The recession caused by the COVID-19 pandemic has had global effects, affecting foreign operations and divisions around the world. Numerous companies are seeking to acquire additional debt based on foreign assets. Companies are also looking to sell assets in order to bolster cash reserves.
Before a multinational company restructures, takes on debt based on foreign assets or sells foreign assets, it should carefully consider how those acts may affect investment protection claims it might have against host States under international law. This article provides a list of key issues for such companies.
Companies with foreign assets, and their subsidiaries in the chain of ownership of a foreign asset, may be protected by a series of over 3,000 investment protection treaties. These treaties provide specific guarantees that foreign investments in a signatory State will be protected by international law, including often a guarantee of market value compensation in the event of an expropriation. These treaties also provide companies with a means of resolving their claims against host States for breaches of the treaty through a neutral international forum – called investor-State arbitration.

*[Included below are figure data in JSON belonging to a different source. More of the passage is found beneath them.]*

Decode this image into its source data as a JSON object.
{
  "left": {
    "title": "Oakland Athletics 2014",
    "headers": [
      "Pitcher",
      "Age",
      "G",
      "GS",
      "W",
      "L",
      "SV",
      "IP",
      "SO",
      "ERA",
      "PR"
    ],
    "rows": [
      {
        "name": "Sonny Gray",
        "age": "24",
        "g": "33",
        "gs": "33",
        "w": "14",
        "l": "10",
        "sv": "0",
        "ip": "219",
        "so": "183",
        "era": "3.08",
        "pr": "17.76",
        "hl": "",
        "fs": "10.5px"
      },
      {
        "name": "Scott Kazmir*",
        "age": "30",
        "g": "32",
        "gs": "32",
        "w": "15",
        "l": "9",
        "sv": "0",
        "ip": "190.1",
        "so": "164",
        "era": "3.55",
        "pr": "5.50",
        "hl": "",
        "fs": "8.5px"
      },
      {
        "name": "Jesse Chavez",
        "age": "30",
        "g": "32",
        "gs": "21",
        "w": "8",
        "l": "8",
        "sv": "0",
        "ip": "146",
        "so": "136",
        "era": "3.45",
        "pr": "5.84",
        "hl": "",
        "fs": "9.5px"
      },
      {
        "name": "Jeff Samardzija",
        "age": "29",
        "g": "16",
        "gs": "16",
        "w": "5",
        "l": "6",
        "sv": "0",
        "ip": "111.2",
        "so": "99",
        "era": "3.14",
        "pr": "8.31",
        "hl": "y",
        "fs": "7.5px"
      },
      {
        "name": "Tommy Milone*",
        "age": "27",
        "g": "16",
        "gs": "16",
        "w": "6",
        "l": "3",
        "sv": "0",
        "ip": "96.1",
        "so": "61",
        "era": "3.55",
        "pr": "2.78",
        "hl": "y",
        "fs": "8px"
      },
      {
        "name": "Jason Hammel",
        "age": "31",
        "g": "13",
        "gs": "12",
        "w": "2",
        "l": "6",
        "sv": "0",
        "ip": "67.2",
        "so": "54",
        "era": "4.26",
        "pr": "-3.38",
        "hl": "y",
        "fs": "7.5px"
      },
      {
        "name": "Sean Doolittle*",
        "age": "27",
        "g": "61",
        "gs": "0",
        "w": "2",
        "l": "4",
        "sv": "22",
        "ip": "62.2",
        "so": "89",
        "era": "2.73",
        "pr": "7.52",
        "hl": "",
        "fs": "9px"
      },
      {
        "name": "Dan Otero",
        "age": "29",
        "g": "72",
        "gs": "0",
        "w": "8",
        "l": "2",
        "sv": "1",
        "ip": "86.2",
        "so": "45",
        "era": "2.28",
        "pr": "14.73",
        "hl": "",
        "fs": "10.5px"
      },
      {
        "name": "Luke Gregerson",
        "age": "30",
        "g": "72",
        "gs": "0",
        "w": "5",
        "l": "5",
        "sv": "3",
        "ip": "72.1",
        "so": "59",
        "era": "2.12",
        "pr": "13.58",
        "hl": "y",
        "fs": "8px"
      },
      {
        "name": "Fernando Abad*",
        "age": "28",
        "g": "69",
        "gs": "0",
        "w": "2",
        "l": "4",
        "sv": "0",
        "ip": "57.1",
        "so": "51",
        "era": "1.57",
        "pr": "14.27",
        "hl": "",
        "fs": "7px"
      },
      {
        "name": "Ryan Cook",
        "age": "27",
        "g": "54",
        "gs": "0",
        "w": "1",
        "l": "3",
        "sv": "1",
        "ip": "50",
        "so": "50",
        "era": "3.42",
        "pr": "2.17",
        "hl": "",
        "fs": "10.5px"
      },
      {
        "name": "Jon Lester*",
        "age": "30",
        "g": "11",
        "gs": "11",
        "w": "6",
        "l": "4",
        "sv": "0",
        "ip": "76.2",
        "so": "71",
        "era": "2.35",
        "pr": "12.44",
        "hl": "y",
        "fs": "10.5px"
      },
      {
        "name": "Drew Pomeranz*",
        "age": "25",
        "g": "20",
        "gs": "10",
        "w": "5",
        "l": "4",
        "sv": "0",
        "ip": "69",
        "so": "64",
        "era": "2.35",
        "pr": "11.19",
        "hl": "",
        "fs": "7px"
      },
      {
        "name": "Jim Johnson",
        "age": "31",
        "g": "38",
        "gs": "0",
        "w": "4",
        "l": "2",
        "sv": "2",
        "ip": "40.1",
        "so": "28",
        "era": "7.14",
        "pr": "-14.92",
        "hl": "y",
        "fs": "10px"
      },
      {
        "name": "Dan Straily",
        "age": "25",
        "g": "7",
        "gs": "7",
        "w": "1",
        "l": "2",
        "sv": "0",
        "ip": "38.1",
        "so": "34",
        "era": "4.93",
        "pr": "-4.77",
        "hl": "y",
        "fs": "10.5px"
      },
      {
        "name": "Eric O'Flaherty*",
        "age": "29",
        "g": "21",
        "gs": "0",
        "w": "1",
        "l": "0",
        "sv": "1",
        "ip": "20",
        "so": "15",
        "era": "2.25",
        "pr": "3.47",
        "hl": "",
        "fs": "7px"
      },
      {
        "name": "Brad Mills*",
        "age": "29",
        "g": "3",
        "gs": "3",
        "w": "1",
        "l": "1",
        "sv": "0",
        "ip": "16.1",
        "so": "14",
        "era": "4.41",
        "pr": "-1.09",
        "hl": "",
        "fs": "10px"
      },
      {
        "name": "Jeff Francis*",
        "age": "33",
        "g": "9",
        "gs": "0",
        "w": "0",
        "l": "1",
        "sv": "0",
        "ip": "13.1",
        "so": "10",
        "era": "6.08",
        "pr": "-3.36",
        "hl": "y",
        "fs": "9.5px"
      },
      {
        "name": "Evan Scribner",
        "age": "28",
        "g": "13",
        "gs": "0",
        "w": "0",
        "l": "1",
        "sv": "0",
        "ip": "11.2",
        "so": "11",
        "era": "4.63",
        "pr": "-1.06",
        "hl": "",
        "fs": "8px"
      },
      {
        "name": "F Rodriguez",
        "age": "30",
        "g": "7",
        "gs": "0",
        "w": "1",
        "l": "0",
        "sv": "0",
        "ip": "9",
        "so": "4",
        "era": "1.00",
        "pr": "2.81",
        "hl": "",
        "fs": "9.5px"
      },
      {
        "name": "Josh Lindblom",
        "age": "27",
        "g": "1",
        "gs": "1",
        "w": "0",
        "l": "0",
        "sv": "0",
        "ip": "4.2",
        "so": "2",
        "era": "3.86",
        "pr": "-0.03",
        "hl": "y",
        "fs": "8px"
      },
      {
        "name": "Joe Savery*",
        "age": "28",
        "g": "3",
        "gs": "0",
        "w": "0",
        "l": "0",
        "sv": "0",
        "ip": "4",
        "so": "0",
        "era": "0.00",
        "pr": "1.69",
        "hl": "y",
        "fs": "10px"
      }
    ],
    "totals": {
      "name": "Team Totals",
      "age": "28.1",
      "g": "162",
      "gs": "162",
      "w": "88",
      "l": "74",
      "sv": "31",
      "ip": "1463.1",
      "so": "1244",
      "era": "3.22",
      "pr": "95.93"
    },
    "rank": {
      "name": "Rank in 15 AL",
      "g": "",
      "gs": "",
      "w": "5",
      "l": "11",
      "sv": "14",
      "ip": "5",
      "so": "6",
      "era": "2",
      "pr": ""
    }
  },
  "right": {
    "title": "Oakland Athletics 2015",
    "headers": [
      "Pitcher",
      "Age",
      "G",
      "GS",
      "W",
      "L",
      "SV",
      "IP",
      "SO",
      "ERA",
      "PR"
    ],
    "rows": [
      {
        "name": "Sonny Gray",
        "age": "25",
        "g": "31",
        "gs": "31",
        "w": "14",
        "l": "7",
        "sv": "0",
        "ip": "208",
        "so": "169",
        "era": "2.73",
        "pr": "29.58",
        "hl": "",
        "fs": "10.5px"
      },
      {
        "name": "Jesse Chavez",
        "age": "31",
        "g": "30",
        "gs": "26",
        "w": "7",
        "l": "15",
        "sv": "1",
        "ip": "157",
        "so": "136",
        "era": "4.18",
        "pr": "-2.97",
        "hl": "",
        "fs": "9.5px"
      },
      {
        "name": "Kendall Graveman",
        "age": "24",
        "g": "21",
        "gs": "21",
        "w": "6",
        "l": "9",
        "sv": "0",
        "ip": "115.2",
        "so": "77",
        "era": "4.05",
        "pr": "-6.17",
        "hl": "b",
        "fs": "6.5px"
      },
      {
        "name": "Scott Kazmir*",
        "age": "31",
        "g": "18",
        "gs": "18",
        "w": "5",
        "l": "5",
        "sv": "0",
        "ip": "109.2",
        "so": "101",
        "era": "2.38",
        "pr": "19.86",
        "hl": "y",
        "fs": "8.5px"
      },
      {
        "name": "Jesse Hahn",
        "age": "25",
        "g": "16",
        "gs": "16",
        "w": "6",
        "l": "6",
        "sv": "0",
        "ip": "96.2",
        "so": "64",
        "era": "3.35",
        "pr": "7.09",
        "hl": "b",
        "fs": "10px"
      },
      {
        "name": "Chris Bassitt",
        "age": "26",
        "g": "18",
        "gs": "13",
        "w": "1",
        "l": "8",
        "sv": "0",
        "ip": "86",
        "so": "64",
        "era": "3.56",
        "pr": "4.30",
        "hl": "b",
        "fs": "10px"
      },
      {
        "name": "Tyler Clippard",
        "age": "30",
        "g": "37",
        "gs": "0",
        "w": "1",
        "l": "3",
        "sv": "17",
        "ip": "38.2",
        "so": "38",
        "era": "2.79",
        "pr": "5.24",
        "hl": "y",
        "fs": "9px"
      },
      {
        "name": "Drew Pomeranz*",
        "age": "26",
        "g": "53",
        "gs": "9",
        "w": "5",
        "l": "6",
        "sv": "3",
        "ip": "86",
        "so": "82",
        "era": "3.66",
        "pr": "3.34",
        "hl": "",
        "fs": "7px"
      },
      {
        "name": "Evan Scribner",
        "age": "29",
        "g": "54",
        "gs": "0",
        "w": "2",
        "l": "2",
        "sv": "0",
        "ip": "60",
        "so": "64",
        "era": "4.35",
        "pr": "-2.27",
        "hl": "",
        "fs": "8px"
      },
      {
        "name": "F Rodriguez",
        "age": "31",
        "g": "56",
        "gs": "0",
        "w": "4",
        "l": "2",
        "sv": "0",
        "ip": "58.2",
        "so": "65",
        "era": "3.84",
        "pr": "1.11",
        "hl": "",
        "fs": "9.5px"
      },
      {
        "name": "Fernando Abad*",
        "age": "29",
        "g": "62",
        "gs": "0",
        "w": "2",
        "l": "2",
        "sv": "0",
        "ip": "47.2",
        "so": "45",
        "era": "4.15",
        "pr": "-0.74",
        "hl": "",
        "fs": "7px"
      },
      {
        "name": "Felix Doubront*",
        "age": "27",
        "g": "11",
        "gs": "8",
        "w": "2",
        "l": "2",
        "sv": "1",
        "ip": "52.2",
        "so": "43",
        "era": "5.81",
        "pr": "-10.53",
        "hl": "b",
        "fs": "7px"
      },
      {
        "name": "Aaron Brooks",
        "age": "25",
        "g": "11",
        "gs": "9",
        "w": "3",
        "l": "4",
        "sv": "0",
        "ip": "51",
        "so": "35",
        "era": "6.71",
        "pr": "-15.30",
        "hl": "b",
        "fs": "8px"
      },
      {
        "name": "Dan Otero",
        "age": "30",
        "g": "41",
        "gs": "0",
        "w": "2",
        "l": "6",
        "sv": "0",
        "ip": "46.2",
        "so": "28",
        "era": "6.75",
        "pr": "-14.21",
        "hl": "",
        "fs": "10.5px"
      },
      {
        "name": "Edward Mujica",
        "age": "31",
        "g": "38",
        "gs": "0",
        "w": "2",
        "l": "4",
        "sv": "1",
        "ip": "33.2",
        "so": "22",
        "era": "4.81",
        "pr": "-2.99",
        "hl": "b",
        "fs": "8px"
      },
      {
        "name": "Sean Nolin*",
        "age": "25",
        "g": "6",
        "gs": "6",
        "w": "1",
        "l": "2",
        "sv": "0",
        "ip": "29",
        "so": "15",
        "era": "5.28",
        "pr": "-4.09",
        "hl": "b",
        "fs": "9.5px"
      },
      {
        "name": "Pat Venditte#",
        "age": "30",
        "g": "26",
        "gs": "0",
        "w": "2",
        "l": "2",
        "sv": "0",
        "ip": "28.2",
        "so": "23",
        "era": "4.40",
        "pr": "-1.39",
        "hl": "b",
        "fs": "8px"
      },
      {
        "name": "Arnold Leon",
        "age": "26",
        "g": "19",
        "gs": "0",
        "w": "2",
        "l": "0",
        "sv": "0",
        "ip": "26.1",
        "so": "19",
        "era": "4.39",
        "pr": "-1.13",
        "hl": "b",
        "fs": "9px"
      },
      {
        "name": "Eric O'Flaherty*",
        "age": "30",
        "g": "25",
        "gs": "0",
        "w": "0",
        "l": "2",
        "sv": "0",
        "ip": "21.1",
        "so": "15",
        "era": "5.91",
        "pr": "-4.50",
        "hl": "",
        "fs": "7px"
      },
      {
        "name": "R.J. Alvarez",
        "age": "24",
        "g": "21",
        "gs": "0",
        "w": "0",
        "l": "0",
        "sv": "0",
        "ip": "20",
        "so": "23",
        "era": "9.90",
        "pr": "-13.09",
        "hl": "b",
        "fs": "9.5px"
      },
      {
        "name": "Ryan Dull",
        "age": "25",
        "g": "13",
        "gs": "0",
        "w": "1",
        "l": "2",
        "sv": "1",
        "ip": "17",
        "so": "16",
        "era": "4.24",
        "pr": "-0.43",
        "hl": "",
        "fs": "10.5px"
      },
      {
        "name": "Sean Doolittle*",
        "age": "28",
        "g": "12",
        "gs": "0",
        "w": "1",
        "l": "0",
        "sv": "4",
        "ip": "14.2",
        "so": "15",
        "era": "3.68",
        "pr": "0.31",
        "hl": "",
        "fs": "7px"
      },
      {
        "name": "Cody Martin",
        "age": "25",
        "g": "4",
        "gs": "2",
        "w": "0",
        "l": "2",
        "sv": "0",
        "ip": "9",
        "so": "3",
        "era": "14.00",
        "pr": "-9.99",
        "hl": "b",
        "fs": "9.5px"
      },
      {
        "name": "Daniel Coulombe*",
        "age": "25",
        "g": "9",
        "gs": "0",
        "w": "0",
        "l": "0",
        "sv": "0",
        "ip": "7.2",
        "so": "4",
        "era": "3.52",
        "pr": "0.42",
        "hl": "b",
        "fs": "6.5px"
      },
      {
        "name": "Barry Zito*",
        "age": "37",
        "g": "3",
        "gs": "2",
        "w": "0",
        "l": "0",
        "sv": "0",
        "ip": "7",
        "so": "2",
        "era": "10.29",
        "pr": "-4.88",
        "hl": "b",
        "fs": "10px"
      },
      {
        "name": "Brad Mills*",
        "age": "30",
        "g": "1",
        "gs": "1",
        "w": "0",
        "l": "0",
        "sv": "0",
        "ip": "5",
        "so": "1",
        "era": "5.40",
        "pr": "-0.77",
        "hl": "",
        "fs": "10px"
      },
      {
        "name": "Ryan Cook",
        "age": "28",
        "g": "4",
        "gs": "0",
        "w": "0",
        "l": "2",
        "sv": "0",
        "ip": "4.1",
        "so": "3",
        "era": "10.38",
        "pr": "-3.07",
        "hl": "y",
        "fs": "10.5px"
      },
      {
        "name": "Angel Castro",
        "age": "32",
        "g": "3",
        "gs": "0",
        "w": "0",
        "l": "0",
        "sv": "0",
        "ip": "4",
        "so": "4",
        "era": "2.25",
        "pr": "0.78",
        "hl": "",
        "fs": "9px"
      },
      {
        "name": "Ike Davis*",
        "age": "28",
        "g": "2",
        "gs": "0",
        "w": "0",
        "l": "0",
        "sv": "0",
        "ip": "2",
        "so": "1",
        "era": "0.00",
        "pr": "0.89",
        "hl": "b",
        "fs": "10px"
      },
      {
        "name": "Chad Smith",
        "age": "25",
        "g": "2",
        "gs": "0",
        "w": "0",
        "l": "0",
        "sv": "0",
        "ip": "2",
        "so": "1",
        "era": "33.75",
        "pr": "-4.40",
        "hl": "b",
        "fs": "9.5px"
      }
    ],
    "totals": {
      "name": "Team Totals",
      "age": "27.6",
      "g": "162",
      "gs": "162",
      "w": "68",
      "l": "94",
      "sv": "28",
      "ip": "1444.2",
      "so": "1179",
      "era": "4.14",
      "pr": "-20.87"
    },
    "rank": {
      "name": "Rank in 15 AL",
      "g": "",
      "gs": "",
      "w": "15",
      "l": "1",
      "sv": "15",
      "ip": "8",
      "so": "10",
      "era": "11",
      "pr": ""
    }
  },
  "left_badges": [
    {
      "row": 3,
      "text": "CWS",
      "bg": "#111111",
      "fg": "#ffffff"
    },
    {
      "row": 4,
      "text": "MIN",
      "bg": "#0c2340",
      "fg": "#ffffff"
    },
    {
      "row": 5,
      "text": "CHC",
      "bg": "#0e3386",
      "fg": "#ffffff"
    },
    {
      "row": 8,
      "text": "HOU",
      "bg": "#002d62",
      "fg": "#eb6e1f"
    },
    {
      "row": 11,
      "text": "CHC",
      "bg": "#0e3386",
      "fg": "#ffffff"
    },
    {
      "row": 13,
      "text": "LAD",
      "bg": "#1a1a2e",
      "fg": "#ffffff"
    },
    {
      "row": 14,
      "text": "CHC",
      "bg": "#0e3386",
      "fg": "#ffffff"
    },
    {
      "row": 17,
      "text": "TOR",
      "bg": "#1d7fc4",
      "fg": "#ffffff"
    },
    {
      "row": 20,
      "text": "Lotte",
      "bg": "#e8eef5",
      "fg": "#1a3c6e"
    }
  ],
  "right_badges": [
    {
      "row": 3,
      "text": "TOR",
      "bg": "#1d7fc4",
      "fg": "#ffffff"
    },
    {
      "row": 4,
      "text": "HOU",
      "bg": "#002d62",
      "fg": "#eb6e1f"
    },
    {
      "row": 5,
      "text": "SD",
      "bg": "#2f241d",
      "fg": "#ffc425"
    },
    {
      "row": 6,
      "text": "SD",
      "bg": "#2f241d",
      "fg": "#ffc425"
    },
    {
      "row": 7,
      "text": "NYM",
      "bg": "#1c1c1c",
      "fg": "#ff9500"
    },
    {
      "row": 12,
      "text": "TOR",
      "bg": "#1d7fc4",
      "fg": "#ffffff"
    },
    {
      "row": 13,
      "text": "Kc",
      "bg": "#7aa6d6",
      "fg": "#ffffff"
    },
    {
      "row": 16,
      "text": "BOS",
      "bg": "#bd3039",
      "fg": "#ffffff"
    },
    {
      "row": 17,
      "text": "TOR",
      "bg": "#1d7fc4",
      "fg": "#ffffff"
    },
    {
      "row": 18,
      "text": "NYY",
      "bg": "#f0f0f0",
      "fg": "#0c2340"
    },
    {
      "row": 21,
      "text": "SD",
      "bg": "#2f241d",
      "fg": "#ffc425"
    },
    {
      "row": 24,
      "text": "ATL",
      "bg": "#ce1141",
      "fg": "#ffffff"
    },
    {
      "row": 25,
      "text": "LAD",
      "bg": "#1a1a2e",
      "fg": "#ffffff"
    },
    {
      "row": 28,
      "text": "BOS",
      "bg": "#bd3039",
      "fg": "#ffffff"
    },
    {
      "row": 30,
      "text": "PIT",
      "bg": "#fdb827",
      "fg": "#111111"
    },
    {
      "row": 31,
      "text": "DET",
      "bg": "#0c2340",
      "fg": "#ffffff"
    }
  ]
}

Investor‑State arbitration is an important and vital protection for all manner of foreign investments. A recent VF client alert discusses the matter in more detail.
Any multinational company that is undergoing a restructuring, incurring new debt or selling foreign assets, should carefully consider how those actions might affect its potential investor-State arbitration claims. This is especially true of companies that might have disputes with foreign authorities (whether local, regional or national) where its assets are located. Below are some of the considerations for companies undertaking those acts.
Preserving investor-State arbitration rights
A company undergoing a restructuring may inadvertently lose or diminish its rights under investment protection treaties or its access to investor-State arbitration. Generally speaking, any entity in the corporate chain of ownership might be protected by an investment protection treaty. The limitations that apply to derivative claims under domestic law rarely, if ever, apply to investor‑State arbitration claims. Even indirect interests are often protected by international law. However, only entities of a specific nationality can gain access to a particular treaty’s protection.
It follows that changes in the nationality of entities in the corporate structure (such as for tax reasons or through an attempt to shift the centre of main interests to a more favourable insolvency regime) can inadvertently lead to the lack of access to an investment protection treaty. Any change in nationality – or removal of an entity from the corporate structure – must be evaluated in light of this potential loss.
Preserving the value of investor-State arbitration claims
Companies must also consider whether the partial sale of interests in their foreign assets, or incurring debt on foreign assets, may inadvertently diminish the value of investor-State arbitration claims. A company’s recovery in an investor-State arbitration is usually limited to its pro rata economic interest in a foreign investment. Changing that economic interest will change the potential recovery. One way to mitigate this risk is to carve out either the foreign investment or its claims from any sale or security package, thereby preserving the value of the claims.
Furthermore, the value of a foreign investment – and thus potentially of investor-State arbitration claims – will usually diminish if either: (i) the company causes its foreign subsidiary holding the investment (or indirectly holding the investment) to incur debt on its balance sheets, including by intercompany loans; or (ii) the company secures its debt through the foreign investment’s assets and revenue streams. Companies should be cognisant of this risk in order to make fully informed decisions.
Investor-State arbitration claims as a lever in negotiations or as a saleable asset
Companies should be aware of the potential value of their investor-State arbitration claims whenever they are negotiating with States or State entities. Investor-State arbitration claims (or the threat thereof) can be a useful lever in such negotiations. This is especially true if negotiations concern the re-negotiation of tariff rates or other economic aspects of a contract with a State entity.
Furthermore, companies should be aware that investor-State arbitration claims are potentially saleable assets, although often at steep discounts as compared to potential recovery. Insolvency officeholders appointed to companies in liquidation or as part of a restructuring plan should also be aware of the potential value of investor-State arbitration claims.
The directors of companies should also inform their shareholders that the shareholders might have investor-State arbitration claims in their own right, separate from the company. As noted above, any entity in the corporate chain of ownership might have rights to investor-State arbitration claims.
In conclusion, as companies address the economic and business ramifications of COVID-19, they should also consider their potential access to investor-State arbitration and the protections of international law. A sophisticated understanding of an investor’s protections under a BIT can be an essential part of any restructuring process, including for the reasons described above.